Les pistes d’intervention à destination des locataires et professionnels  à développer et à tester

Cette première phase de diagnostic a permis d’identifier des leviers potentiels d’action. Ils se déclinent en deux catégories : une première catégorie d’interventions vise à améliorer la communication auprès des locataires, la seconde a pour objectif de mieux former et outiller les professionnels de la prévention (intervenants sociaux et juridiques).

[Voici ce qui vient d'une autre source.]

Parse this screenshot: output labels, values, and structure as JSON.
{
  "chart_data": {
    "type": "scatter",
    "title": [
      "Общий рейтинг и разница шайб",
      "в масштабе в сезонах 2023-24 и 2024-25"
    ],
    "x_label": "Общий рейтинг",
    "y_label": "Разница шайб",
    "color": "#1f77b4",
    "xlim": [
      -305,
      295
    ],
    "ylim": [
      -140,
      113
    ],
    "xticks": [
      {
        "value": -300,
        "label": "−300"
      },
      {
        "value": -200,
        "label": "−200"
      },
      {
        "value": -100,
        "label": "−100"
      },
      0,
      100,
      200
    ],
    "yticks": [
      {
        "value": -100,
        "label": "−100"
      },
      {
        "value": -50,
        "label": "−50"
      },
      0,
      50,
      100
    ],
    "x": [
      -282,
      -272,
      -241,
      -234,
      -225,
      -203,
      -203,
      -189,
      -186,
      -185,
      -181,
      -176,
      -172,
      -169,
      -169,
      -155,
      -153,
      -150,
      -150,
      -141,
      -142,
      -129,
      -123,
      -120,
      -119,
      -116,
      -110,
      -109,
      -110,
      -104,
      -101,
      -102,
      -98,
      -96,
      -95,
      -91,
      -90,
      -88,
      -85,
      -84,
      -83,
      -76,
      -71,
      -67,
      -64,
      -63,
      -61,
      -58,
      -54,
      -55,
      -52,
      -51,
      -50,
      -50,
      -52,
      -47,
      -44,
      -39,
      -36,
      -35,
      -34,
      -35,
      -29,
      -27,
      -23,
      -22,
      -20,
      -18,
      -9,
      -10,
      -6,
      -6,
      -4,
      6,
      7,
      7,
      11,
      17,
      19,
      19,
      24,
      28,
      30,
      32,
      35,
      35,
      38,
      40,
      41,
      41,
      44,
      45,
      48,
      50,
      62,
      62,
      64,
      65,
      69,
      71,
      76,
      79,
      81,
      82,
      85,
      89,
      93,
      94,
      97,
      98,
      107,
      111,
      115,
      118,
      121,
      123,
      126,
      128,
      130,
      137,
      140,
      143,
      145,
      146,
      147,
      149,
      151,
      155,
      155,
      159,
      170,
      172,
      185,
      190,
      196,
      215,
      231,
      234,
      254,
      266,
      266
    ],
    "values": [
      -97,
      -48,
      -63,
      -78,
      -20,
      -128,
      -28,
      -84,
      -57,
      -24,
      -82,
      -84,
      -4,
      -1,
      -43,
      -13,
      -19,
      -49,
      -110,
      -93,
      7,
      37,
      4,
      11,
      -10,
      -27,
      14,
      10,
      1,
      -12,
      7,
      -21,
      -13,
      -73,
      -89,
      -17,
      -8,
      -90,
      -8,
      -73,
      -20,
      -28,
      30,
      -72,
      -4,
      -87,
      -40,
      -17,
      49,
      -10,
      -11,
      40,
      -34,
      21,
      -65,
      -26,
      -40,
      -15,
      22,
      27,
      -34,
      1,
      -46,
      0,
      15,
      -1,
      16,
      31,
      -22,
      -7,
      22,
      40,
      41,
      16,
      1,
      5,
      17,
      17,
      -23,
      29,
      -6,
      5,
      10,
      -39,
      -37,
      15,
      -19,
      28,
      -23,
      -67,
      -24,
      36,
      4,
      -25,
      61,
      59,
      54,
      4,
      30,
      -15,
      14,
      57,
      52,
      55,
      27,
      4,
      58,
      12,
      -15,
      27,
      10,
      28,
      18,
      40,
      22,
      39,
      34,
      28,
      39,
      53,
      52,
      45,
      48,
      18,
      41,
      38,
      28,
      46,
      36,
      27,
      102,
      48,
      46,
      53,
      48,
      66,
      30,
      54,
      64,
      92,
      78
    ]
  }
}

  • S'appuyer sur d'autres canaux de communication pour transmettre les informations à des moments clés en s’appuyant, par exemple, sur des CAF partenaires qui pourraient envoyer des SMS à leurs allocataires ;
  • Simplifier les actes d'huissier, notamment l'assignation. L’impact potentiel d’une telle mesure est élevé. Dans une étude réalisée en Nouvelle-Zélande, la simplification d'un avis de mise en liberté provisoire, pour rendre les informations plus saillantes, a conduit à une augmentation de la présence à l'audience des assignés (BIT, 2014).
  • Modifier les courriers envoyés aux locataires, par exemple le courrier distribué avec l'assignation, afin de rendre l'information plus saillante et incitative pour le locataire et de la rendre plus accessible.
  • Mobiliser et outiller les commissaires de justice pour sensibiliser les locataires à un moment opportun et s'appuyer sur un messager potentiellement influent pour les locataires.
  • Créer un nouveau support de communication sur l'audience ainsi qu’un guide de préparation à l'audience court et facile à comprendre, pour permettre aux locataires de se préparer, de s'organiser et planifier leur présence.
  • Développer une formation pour les professionnels et créer un « kit » de préparation à l'audience pour accroître le niveau de compétence réelle des professionnels sur l'audience, leur sentiment d'auto-efficacité et améliorer indirectement les connaissances des locataires.

 

Les prochaines étapes

La Dihal a choisi dans un premier temps de revoir le courrier envoyé avec l’assignation et d’y inclure une vidéo pédagogique de sensibilisation et préparation à l’audience. Ces deux supports ont vocation à être expérimentés.